The emotional layer beneath this is complicated. People are not pretending to be unwell, but they are learning to frame their experiences through a language that makes their discomfort easier to communicate. In a city that moves at an unforgiving pace, feeling anxious has become almost predictable, and acknowledging it has become a way to belong to a generation that talks openly about everything, including the things it hasn’t fully processed. The normalization doesn’t remove the weight, but it makes the weight easier to carry because everyone seems to be carrying some version of it.

  • If you are not anxious, there may be something wrong with you.
  • If you are looking too relaxed, perhaps you are on drugs or abusing substances.
  • If you have been abusing substances and want rehab, keep it discreet.
  • If you are being too discreet, perhaps you are running away from your problems.
  • If you are too happy, you are not keeping it real.
  • If you are unhappy, you are thinking about it too much.
  • If you are thinking too much, you are thinking only about yourself and not others.
  • If you care a lot about others, you need to start loving yourself.

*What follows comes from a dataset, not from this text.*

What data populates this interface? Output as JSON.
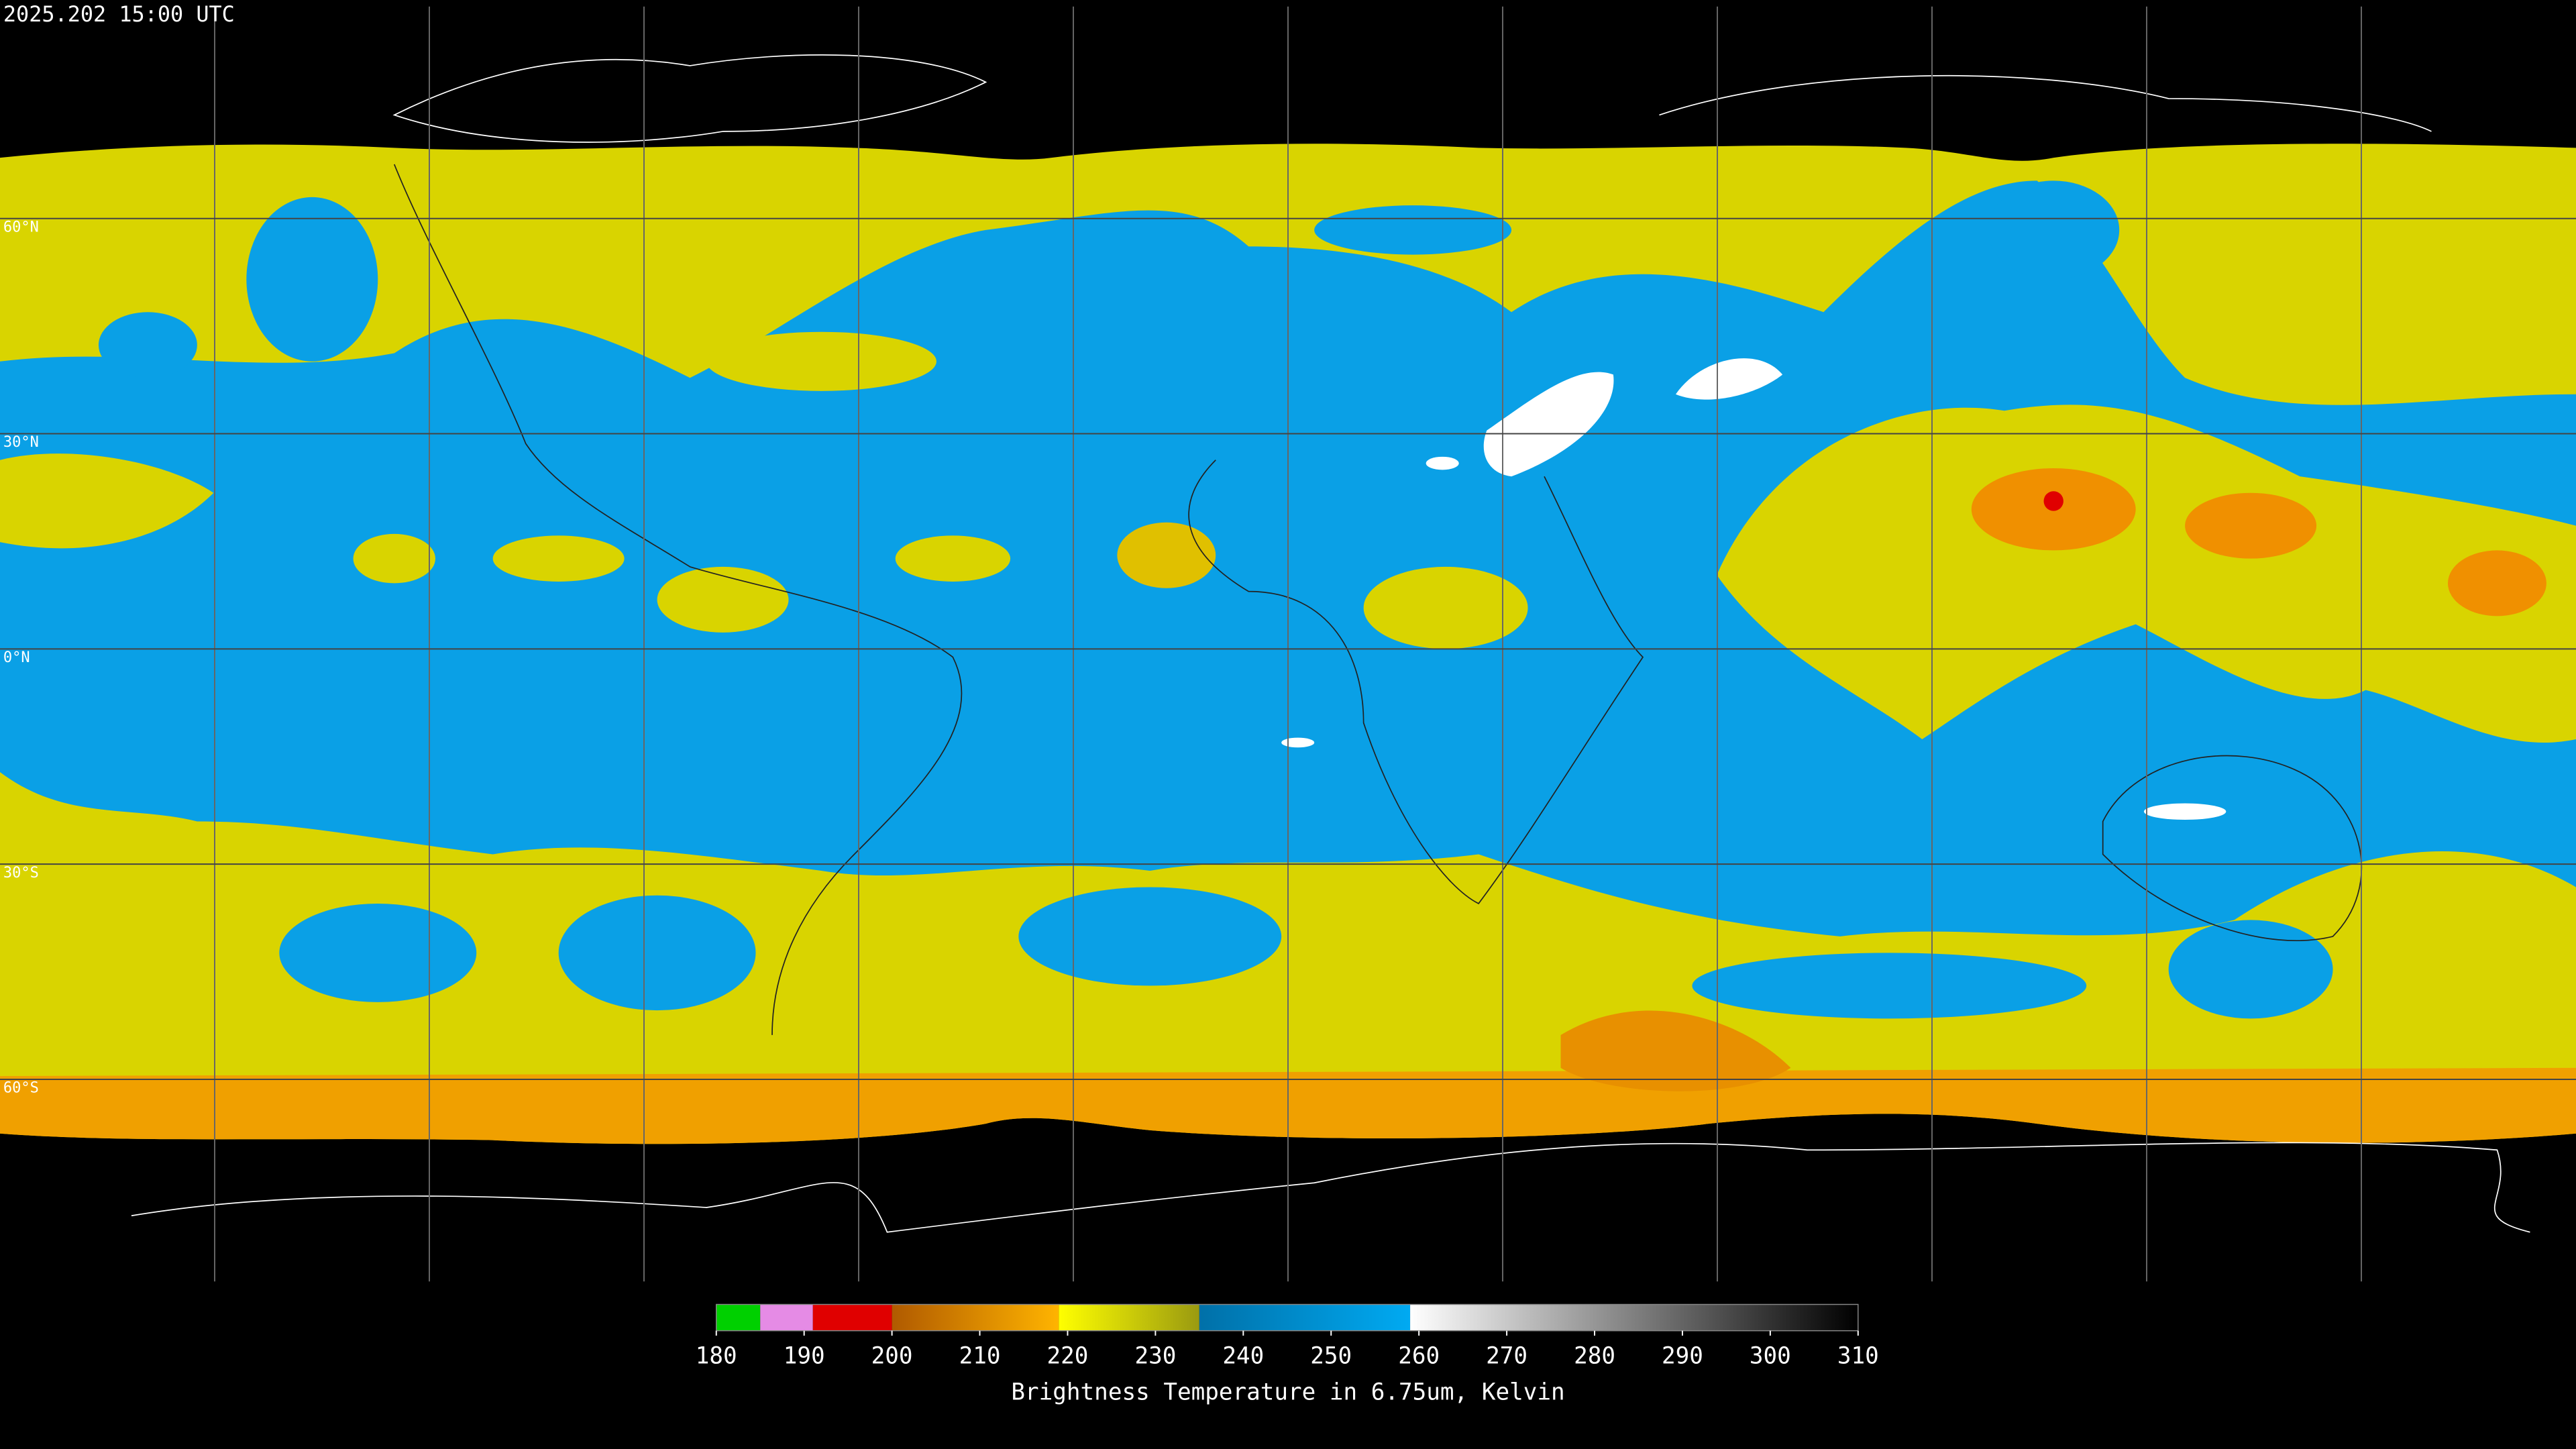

Ugly Builder Floors Became the New Face of Delhi Homes

["That floor you see, that looks like every other floor in this lane, the one that is slightly crooked, is decked up with a couple of sad-looking plants, and seems sandwiched from all sides...that is my floor - I have really arrived"]

The slow disappearance of graceful, low-rise homes across Delhi has less to do with architecture and more to do with the way families handle property today. What once stood as single-storey or one-and-a-half-storey houses with open terraces and enough breathing space for light and air has now been converted into stacked builder floors, each one constructed to settle old family disputes or to give every sibling a separate “share” of what used to be a single home. The transformation is not driven by vision or aesthetics; it is driven by practicality, inheritance, and the quiet tension that appears when land becomes the only thing families cannot divide neatly.

The resulting structures look more like miniature inns than homes. They are built quickly, sold quickly, and designed with the same set of borrowed ideas—granite everywhere, shiny tiles that reflect light too aggressively, metal railings that imitate luxury without ever achieving it, and cramped balconies that try and fail to recreate a feeling of open space. Almost every builder floor carries the same look, as if the city accidentally agreed on a template and never bothered to question why. The airy charm of older Delhi homes, with their uneven walls, large verandahs, and shaded corners, has been replaced by compact, boxed-in spaces that feel heavier than their size suggests.

These floors reflect a change in attitude as much as a change in design. People want independence without moving away, ownership without compromise, and modernity without considering what they are giving up in exchange. The city lost an architectural softness that once defined its neighbourhoods, replacing it with structures that stand too close to each other and to the lives inside them. The new buildings function just fine, but they lack the personality of homes that evolved slowly over time, and this absence shows every time you walk through a lane that used to feel open but now feels like a corridor in a half-finished hotel.

When a City Changes, Its Habits Tell the Story First...Delhi seems to have fallen!

What became native to Delhi wasn’t just food or cars. It was the quiet shift in how the city interprets comfort, aspiration, and identity. The details changed, but the feeling stayed the same—a city that embraces exaggeration because subtlety has never been its language.